Travail accompli

En huit étapes

Quelle aventure étonnante, accompagner l’écriture de quelqu’un qu’on ne rencontrera pas, qu’on ne connaîtra que par son écriture et les textes qu’il vous envoie !

Il s’agissait de l’atelier Écrire une histoire de vie par e-mail, sur huit séances. Un jour en novembre, je reçois la demande de JM, qui habite en Normandie et veut écrire son enfance et son adolescence « à seules fins, d’une part de poser certaines choses et d’autre part de donner à mes filles un éclairage sur mes origines et en conséquence sur leurs origines. […] Ce désir d’écrire est chez moi à la fois neuf et très ancien. Le projet de raconter ma jeunesse est un outil pour grandir. » Ainsi son désir d’écrire est ce que JM me confie en s’inscrivant à l’atelier.

Je connais bien cet atelier pour l’avoir conçu il y a une quinzaine d’années et maintes fois proposé depuis, tant dans les groupes qu’en individuel, par e-mail (j’en avais parlé ici). La progression est bonne. Les premières propositions sont assez déroutantes pour certains, car je ne propose pas d’entrer directement dans le vif du sujet (l’histoire de vie), j’invite d’abord à prendre le temps de l’écriture — jouer avec les formes, instituer la dimension littéraire, caractériser la personne qui deviendra le personnage principal de l’histoire, poser les premiers repères… Ensuite, on y va et ça avance : l’histoire avance, le personnage prend vie, on dégage un thème, un enjeu, on écrit des scènes, on structure, on construit, on aboutit.

Trois semaines pour écrire, une semaine pour lire et faire des retours, ainsi avance l’atelier. Rien que ses mots et les miens, tissés dans l’échange autour de la progression de son écriture. Les paris que je fais — souligner ceci, ne pas dire cela, inviter à se demander si… L’intuition de la personne, de sa relation avec l’écriture, de ce qu’elle cherche à dire, naît de la lecture de ses textes. Si la présence n’est pas physique — je ne vois pas celui qui m’écrit, je ne connais ni sa voix, ni la qualité de ses silences –, la présence est… textuelle. Je découvre la forme spécifique de son intelligence, son sens de l’humour, son ton, sa façon de doser la distance, celle de s’approprier mes observations et propositions — leurs effets sur le texte suivant.
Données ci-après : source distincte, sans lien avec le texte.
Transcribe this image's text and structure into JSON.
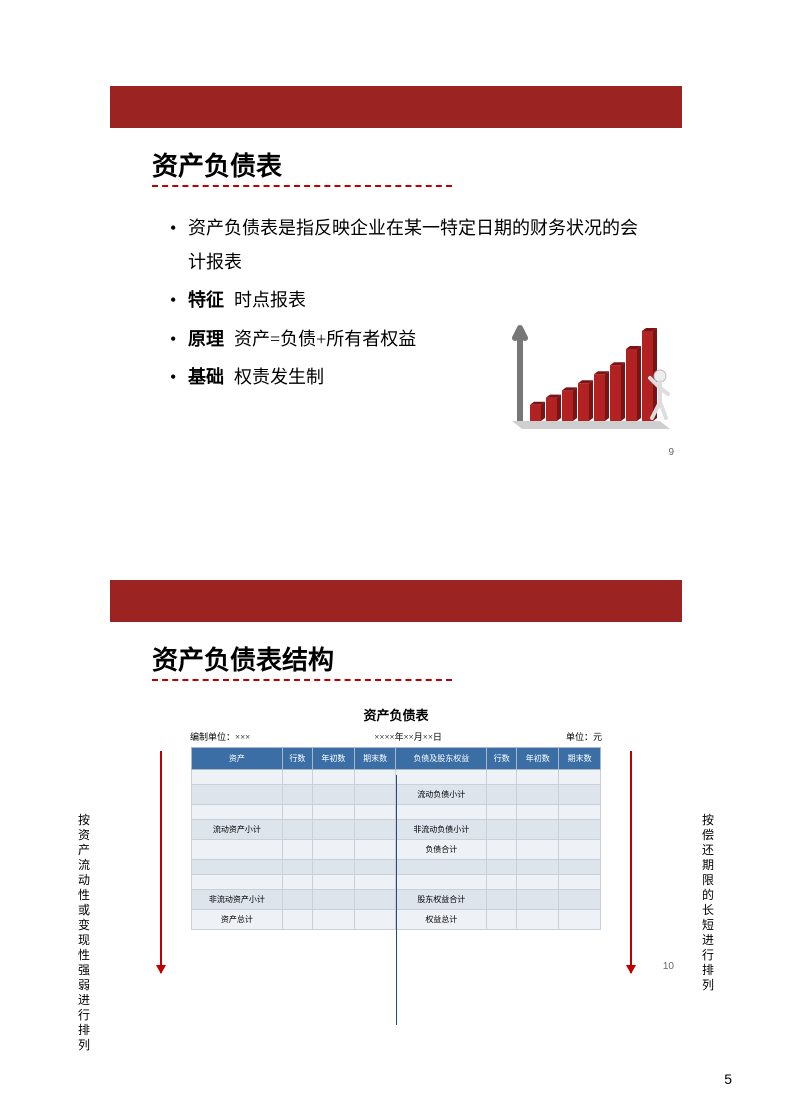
{
  "page_number": "5",
  "colors": {
    "brand_red": "#9b2423",
    "accent_red": "#c00000",
    "table_header": "#3a6ea5",
    "table_row_alt": "#dde4ec",
    "table_row": "#eef2f6",
    "table_border": "#c8d0da"
  },
  "slide1": {
    "title": "资产负债表",
    "title_underline_width": 300,
    "bullets": [
      {
        "label": "",
        "text": "资产负债表是指反映企业在某一特定日期的财务状况的会计报表"
      },
      {
        "label": "特征",
        "text": "时点报表"
      },
      {
        "label": "原理",
        "text": "资产=负债+所有者权益"
      },
      {
        "label": "基础",
        "text": "权责发生制"
      }
    ],
    "chart": {
      "type": "bar",
      "bar_count": 8,
      "heights_pct": [
        18,
        26,
        34,
        42,
        52,
        62,
        80,
        100
      ],
      "bar_color": "#b22222",
      "bar_shadow": "#7a1414",
      "axis_color": "#777777",
      "figure_color": "#eeeeee"
    },
    "slide_number": "9"
  },
  "slide2": {
    "title": "资产负债表结构",
    "title_underline_width": 300,
    "table_title": "资产负债表",
    "meta_left": "编制单位：×××",
    "meta_center": "××××年××月××日",
    "meta_right": "单位：元",
    "headers": [
      "资产",
      "行数",
      "年初数",
      "期末数",
      "负债及股东权益",
      "行数",
      "年初数",
      "期末数"
    ],
    "rows": [
      {
        "alt": false,
        "cells": [
          "",
          "",
          "",
          "",
          "",
          "",
          "",
          ""
        ]
      },
      {
        "alt": true,
        "cells": [
          "",
          "",
          "",
          "",
          "流动负债小计",
          "",
          "",
          ""
        ]
      },
      {
        "alt": false,
        "cells": [
          "",
          "",
          "",
          "",
          "",
          "",
          "",
          ""
        ]
      },
      {
        "alt": true,
        "cells": [
          "流动资产小计",
          "",
          "",
          "",
          "非流动负债小计",
          "",
          "",
          ""
        ]
      },
      {
        "alt": false,
        "cells": [
          "",
          "",
          "",
          "",
          "负债合计",
          "",
          "",
          ""
        ]
      },
      {
        "alt": true,
        "cells": [
          "",
          "",
          "",
          "",
          "",
          "",
          "",
          ""
        ]
      },
      {
        "alt": false,
        "cells": [
          "",
          "",
          "",
          "",
          "",
          "",
          "",
          ""
        ]
      },
      {
        "alt": true,
        "cells": [
          "非流动资产小计",
          "",
          "",
          "",
          "股东权益合计",
          "",
          "",
          ""
        ]
      },
      {
        "alt": false,
        "cells": [
          "资产总计",
          "",
          "",
          "",
          "权益总计",
          "",
          "",
          ""
        ]
      }
    ],
    "side_left_label": "按资产流动性或变现性强弱进行排列",
    "side_right_label": "按偿还期限的长短进行排列",
    "slide_number": "10"
  }
}
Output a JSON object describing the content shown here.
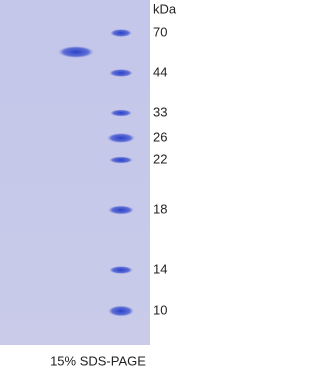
{
  "gel": {
    "unit_label": "kDa",
    "markers": [
      "70",
      "44",
      "33",
      "26",
      "22",
      "18",
      "14",
      "10"
    ],
    "caption": "15% SDS-PAGE"
  }
}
Et l’écriture opère. « Chemin faisant toutes sortes de détails, d’épisodes que j’avais enfouis, me sont revenus en mémoire. » Cela, je ne le sais pas pendant l’atelier car les souvenirs ne me parviennent qu’une fois écrits. Mais oui, l’écriture opère ; elle porte à la page ce qu’on ne savait pas savoir, donne forme à ce qui a été vécu, révèle un point de vue, construit une intelligibilité de l’expérience en la transformant en récit.

Témoignage

« J’ai longtemps dansé d’un pied sur l’autre avant de m’autoriser à écrire, et plus encore à écrire mon autobiographie. Bien sûr, je prenais des notes de temps en temps pour me préparer ou soit-disant m’encourager. Mais le tout restait informe. Aujourd’hui je suis content du travail accompli lors de cet atelier.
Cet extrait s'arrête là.